Segundo Ricardo Antunes, a crise da modernidade e da subsequente pós-
modernidade se atenua, dessa forma, na efemeridade do útil em relação a uma perspectiva da aparência, a estética torna-se cada vez mais imprescindível, e não somente a partir do objeto, mas principalmente a partir do sujeito. Através disso, as formas de conhecimento e de emancipação acabam afetadas também.
Ao propor uma desconstrução da imagem e história de Jesus Cristo e
expô-la amplamente ao cenário nacional, Renata Carvalho apresenta uma desmistificação do que até então era tido como a forma tradicional de apresentar o evangelho cristão para as novas gerações. Raewyn Connell é um dos nomes que enxerga essas novas contravenções como reflexos de um autoconhecimento da sociedade na busca de uma revolução nas teorias sociais. A visão também alcança Foucault ao dizer que a partir de práticas sociais, tomadas como discurso estratégico e polêmico, surgem novos tipos de subjetividade e novos tipos de sujeitos de conhecimento.

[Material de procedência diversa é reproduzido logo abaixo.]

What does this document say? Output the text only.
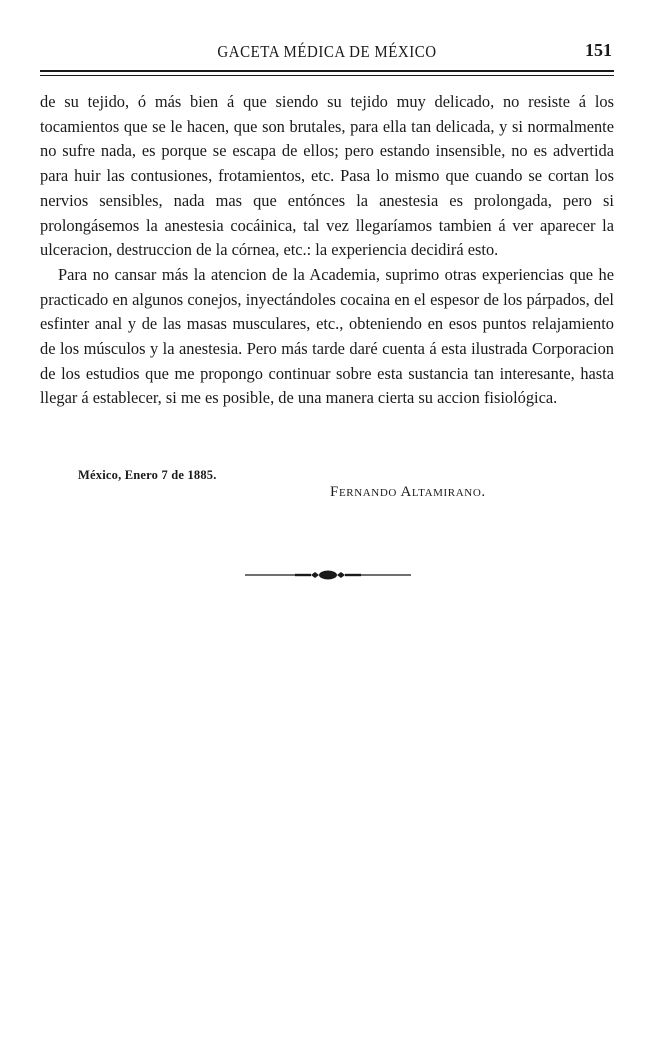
GACETA MÉDICA DE MÉXICO	151

de su tejido, ó más bien á que siendo su tejido muy delicado, no resiste á los tocamientos que se le hacen, que son brutales, para ella tan delicada, y si normalmente no sufre nada, es porque se escapa de ellos; pero estando insensible, no es advertida para huir las contusiones, frotamientos, etc. Pasa lo mismo que cuando se cortan los nervios sensibles, nada mas que entónces la anestesia es prolongada, pero si prolongásemos la anestesia cocáinica, tal vez llegaríamos tambien á ver aparecer la ulceracion, destruccion de la córnea, etc.: la experiencia decidirá esto.

Para no cansar más la atencion de la Academia, suprimo otras experiencias que he practicado en algunos conejos, inyectándoles cocaina en el espesor de los párpados, del esfinter anal y de las masas musculares, etc., obteniendo en esos puntos relajamiento de los músculos y la anestesia. Pero más tarde daré cuenta á esta ilustrada Corporacion de los estudios que me propongo continuar sobre esta sustancia tan interesante, hasta llegar á establecer, si me es posible, de una manera cierta su accion fisiológica.

México, Enero 7 de 1885.
Fernando Altamirano.
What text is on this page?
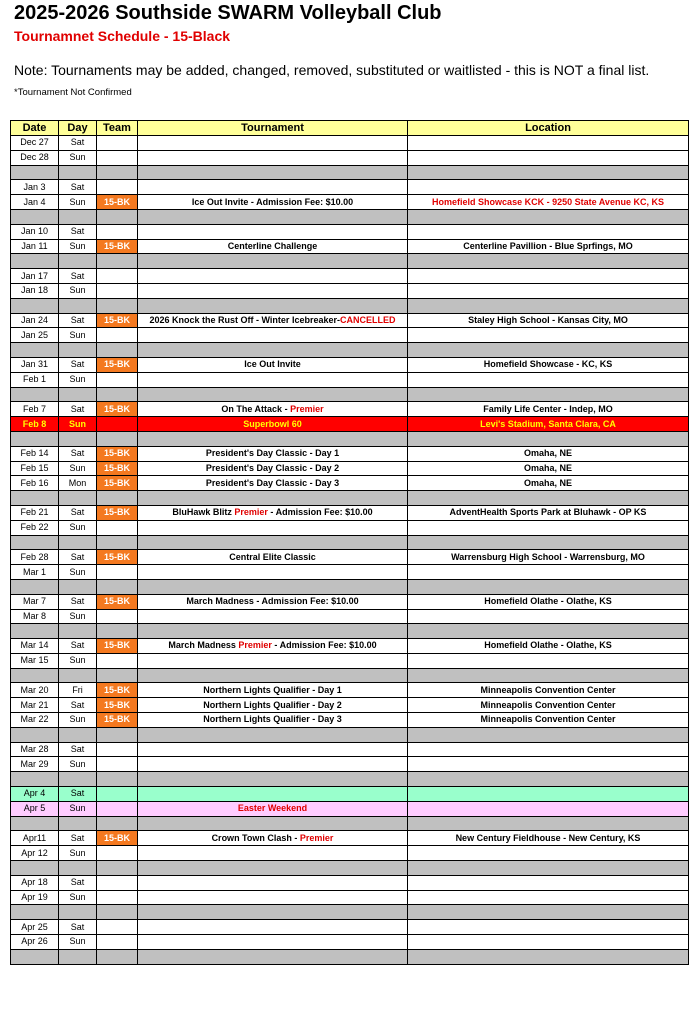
2025-2026 Southside SWARM Volleyball Club
Tournamnet Schedule - 15-Black
Note: Tournaments may be added, changed, removed, substituted or waitlisted - this is NOT a final list.
*Tournament Not Confirmed
Date	Day	Team	Tournament	Location
Dec 27	Sat			
Dec 28	Sun			

Jan 3	Sat			
Jan 4	Sun	15-BK	Ice Out Invite - Admission Fee: $10.00	Homefield Showcase KCK - 9250 State Avenue KC, KS

Jan 10	Sat			
Jan 11	Sun	15-BK	Centerline Challenge	Centerline Pavillion - Blue Sprfings, MO

Jan 17	Sat			
Jan 18	Sun			

Jan 24	Sat	15-BK	2026 Knock the Rust Off - Winter Icebreaker-CANCELLED	Staley High School - Kansas City, MO
Jan 25	Sun			

Jan 31	Sat	15-BK	Ice Out Invite	Homefield Showcase - KC, KS
Feb 1	Sun			

Feb 7	Sat	15-BK	On The Attack - Premier	Family Life Center - Indep, MO
Feb 8	Sun		Superbowl 60	Levi's Stadium, Santa Clara, CA

Feb 14	Sat	15-BK	President's Day Classic - Day 1	Omaha, NE
Feb 15	Sun	15-BK	President's Day Classic - Day 2	Omaha, NE
Feb 16	Mon	15-BK	President's Day Classic - Day 3	Omaha, NE

Feb 21	Sat	15-BK	BluHawk Blitz Premier - Admission Fee: $10.00	AdventHealth Sports Park at Bluhawk - OP KS
Feb 22	Sun			

Feb 28	Sat	15-BK	Central Elite Classic	Warrensburg High School - Warrensburg, MO
Mar 1	Sun			

Mar 7	Sat	15-BK	March Madness - Admission Fee: $10.00	Homefield Olathe - Olathe, KS
Mar 8	Sun			

Mar 14	Sat	15-BK	March Madness Premier - Admission Fee: $10.00	Homefield Olathe - Olathe, KS
Mar 15	Sun			

Mar 20	Fri	15-BK	Northern Lights Qualifier - Day 1	Minneapolis Convention Center
Mar 21	Sat	15-BK	Northern Lights Qualifier - Day 2	Minneapolis Convention Center
Mar 22	Sun	15-BK	Northern Lights Qualifier - Day 3	Minneapolis Convention Center

Mar 28	Sat			
Mar 29	Sun			

Apr 4	Sat			
Apr 5	Sun		Easter Weekend	

Apr11	Sat	15-BK	Crown Town Clash - Premier	New Century Fieldhouse - New Century, KS
Apr 12	Sun			

Apr 18	Sat			
Apr 19	Sun			

Apr 25	Sat			
Apr 26	Sun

Ao tratar da emancipação do indivíduo contemporâneo, indo de Judith
Butler e sua materialidade e fundamentalismo do corpo e do sexo na pós- modernidade até as “imagens de controle” de Patrícia Hill Collins, nota-se um padrão de conflito entre as novas tendências identitárias da atualidade, de luta e imposição, com a capacidade de viver sem ser sugado pelas inseguranças da modernidade. O frágil sistema que não permitiu a subida da Rainha do Céu aos palcos de diversas cidades do país, é o mesmo sistema que fundamenta sua condição de existência como um ser ciente de suas próprias liberdades de construção no papel de uma figura transgressora.
Retornando à Giddens, a reflexividade da modernidade, como parte do
cotidiano do indivíduo, vista aqui como o momento em que as tradições vão sendo deixadas de lado e o ser humano é lançado em um meio em que outras potencialidades podem ser desenvolvidas, revela um sujeito da contemporaneidade extremamente consciente de si, calculista, com autocontrole e capacidades de mudança, mas ainda muito dependente das imposições, vigilância e controles sociais de um Estado que também se diz moderno.
Todos que vivem na modernidade são afetados pelos sistemas abstratos
da especialidade e são transformadores dela mesma; nesse sentido, se uma figura bíblica foi metamorfoseada em uma Rainha do Céu e teve sua condição de existência negada, talvez não exista nem mesmo uma segurança ontológica, como diria Giddens, que permita criar um ambiente de um quase faz-de-conta de confiança naquele social que nos rodeia cotidianamente.